17日の東京株式市場でキリンホールディングス株が大幅に反落した。一時前週末比8%(195円50銭)安の2336円50銭と、1カ月ぶりの安値をつけた。14日に発表した2020年12月期の業績予想がバイオ子会社の業績悪化などで市場予想を下回り、売りがふくらんだ。
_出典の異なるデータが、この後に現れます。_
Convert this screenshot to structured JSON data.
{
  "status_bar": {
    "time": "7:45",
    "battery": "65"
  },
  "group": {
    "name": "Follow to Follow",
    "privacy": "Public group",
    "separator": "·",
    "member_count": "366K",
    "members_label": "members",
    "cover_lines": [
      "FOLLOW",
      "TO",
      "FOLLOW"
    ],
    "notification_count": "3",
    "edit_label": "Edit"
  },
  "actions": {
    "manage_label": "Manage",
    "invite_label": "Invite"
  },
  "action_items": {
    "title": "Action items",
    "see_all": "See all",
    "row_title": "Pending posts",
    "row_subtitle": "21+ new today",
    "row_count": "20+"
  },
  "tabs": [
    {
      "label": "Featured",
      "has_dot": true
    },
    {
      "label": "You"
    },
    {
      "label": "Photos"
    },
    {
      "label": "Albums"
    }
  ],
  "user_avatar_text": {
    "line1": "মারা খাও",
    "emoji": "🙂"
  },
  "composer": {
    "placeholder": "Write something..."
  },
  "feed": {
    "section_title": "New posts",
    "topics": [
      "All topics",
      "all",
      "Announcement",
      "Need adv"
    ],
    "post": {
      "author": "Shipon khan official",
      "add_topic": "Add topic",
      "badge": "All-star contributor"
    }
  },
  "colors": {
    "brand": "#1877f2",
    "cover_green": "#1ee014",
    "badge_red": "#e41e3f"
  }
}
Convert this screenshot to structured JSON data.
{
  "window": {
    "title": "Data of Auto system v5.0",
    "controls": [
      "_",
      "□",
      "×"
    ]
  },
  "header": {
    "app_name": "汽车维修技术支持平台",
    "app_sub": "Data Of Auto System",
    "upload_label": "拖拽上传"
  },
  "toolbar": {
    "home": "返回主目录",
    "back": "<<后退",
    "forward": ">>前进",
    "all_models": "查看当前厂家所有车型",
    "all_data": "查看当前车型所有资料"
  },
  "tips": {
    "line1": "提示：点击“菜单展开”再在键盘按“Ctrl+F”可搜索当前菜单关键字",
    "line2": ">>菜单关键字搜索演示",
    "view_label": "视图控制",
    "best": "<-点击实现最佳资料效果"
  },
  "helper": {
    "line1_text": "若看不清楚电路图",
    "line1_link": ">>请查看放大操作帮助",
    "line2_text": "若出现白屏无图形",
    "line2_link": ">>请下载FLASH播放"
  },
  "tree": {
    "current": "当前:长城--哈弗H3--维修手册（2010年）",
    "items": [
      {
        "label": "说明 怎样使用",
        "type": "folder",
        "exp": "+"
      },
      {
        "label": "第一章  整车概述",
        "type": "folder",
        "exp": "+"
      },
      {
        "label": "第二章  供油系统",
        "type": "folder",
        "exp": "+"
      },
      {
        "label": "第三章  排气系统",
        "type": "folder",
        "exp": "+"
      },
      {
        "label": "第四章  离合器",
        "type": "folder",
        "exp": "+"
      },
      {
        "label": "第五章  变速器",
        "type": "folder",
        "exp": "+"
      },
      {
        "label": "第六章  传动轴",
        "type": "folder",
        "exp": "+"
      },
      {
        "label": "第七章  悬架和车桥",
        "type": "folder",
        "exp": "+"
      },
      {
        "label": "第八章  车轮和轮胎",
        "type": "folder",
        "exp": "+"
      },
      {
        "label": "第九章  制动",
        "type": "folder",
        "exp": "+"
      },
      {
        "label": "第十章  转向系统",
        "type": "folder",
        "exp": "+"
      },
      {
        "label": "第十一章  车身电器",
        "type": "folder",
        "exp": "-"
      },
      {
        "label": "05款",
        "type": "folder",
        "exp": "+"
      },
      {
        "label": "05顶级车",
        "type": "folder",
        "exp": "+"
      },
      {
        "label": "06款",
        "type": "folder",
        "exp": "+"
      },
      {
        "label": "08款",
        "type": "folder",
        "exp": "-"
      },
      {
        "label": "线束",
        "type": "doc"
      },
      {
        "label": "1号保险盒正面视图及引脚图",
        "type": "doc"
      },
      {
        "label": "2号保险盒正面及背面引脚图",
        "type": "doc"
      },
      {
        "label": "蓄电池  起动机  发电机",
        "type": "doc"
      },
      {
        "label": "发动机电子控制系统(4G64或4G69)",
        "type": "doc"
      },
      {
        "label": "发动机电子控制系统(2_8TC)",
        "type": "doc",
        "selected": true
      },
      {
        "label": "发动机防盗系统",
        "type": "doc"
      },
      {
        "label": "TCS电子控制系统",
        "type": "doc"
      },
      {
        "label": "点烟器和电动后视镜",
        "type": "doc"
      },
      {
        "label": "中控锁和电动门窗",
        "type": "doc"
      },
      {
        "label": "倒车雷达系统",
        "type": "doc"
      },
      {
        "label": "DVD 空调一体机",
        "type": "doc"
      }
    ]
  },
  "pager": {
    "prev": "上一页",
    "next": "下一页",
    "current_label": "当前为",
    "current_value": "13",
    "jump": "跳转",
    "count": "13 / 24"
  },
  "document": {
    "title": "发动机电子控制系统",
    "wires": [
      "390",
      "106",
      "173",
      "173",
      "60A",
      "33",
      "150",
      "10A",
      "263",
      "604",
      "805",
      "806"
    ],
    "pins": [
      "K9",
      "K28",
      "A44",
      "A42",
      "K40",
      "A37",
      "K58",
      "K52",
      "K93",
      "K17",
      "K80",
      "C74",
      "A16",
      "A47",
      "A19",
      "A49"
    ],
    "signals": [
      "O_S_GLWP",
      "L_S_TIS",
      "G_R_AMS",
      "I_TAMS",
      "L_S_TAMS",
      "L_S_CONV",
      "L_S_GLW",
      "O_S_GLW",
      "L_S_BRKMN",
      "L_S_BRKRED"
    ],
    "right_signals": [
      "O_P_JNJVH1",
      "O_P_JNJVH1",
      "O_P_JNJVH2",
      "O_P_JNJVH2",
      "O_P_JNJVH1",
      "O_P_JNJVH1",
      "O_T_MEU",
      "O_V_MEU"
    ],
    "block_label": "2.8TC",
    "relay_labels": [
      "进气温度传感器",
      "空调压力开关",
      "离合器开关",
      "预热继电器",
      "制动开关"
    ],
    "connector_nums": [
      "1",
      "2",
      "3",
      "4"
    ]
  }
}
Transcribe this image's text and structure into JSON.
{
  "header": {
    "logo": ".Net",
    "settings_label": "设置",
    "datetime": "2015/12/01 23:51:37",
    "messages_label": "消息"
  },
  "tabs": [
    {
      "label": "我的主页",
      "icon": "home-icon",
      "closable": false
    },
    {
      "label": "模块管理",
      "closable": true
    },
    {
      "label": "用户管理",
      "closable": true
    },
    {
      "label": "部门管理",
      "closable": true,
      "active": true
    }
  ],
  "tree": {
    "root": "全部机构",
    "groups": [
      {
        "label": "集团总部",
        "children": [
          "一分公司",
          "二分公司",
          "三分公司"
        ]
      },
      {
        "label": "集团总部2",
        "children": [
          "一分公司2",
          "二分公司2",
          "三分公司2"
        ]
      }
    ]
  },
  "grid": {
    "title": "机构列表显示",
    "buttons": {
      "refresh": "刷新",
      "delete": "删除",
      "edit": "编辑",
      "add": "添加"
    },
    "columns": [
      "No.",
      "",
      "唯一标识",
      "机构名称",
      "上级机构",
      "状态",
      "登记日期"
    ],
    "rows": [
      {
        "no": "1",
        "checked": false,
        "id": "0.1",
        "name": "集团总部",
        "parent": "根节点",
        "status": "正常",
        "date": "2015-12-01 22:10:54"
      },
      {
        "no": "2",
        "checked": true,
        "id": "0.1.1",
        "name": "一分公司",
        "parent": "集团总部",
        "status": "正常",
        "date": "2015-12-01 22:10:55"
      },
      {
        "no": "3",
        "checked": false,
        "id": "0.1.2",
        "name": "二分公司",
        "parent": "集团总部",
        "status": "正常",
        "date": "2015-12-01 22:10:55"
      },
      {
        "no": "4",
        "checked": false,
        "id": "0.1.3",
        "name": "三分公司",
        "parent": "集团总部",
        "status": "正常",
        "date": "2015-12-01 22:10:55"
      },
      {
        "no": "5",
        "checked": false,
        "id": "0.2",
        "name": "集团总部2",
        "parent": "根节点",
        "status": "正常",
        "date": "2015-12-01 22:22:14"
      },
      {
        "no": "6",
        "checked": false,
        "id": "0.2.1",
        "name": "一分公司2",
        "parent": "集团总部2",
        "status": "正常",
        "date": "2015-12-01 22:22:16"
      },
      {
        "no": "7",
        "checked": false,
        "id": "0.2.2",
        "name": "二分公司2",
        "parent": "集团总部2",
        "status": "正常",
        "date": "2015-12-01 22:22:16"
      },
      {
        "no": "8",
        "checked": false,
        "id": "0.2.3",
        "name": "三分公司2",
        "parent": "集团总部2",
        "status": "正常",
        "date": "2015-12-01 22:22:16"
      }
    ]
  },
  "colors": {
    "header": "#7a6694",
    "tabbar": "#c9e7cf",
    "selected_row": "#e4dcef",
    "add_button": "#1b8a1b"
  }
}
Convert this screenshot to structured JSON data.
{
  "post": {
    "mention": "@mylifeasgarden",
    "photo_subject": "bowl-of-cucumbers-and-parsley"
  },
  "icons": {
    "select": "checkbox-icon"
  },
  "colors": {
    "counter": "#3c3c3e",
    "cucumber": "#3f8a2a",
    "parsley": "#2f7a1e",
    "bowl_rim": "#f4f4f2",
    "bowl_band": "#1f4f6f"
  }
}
20年12月期の連結純利益(国際会計基準)は前期比94%増の1155億円になりそうだが、前期に計上した減損損失がなくなる影響が大きい。バイオ子会社、協和発酵バイオの不振で市場予想の1366億円を下回った。
協和発酵バイオは定められた手順と異なる方法で原薬を製造していたことが判明し、昨年9月から一部製品の出荷を停止している。同社の19年12月期の事業利益は71%減の23億円にとどまり、今期は20億円の赤字に転落する。
キリンHDは協和発酵バイオなどが手がける健康事業を成長のけん引役と位置づけているだけに、市場は「つまずきは残念」(ゴールドマン・サックス証券の山口慶子アナリスト)と受け止めた。
今期は協和発酵バイオだけでなく、競争激化でマーケティング費用を積み増すオーストラリア子会社ライオンも業績の重荷になる。内需の弱さへの懸念も高まっており、「当面は安値圏で推移する」(国内運用会社)との声が聞かれた。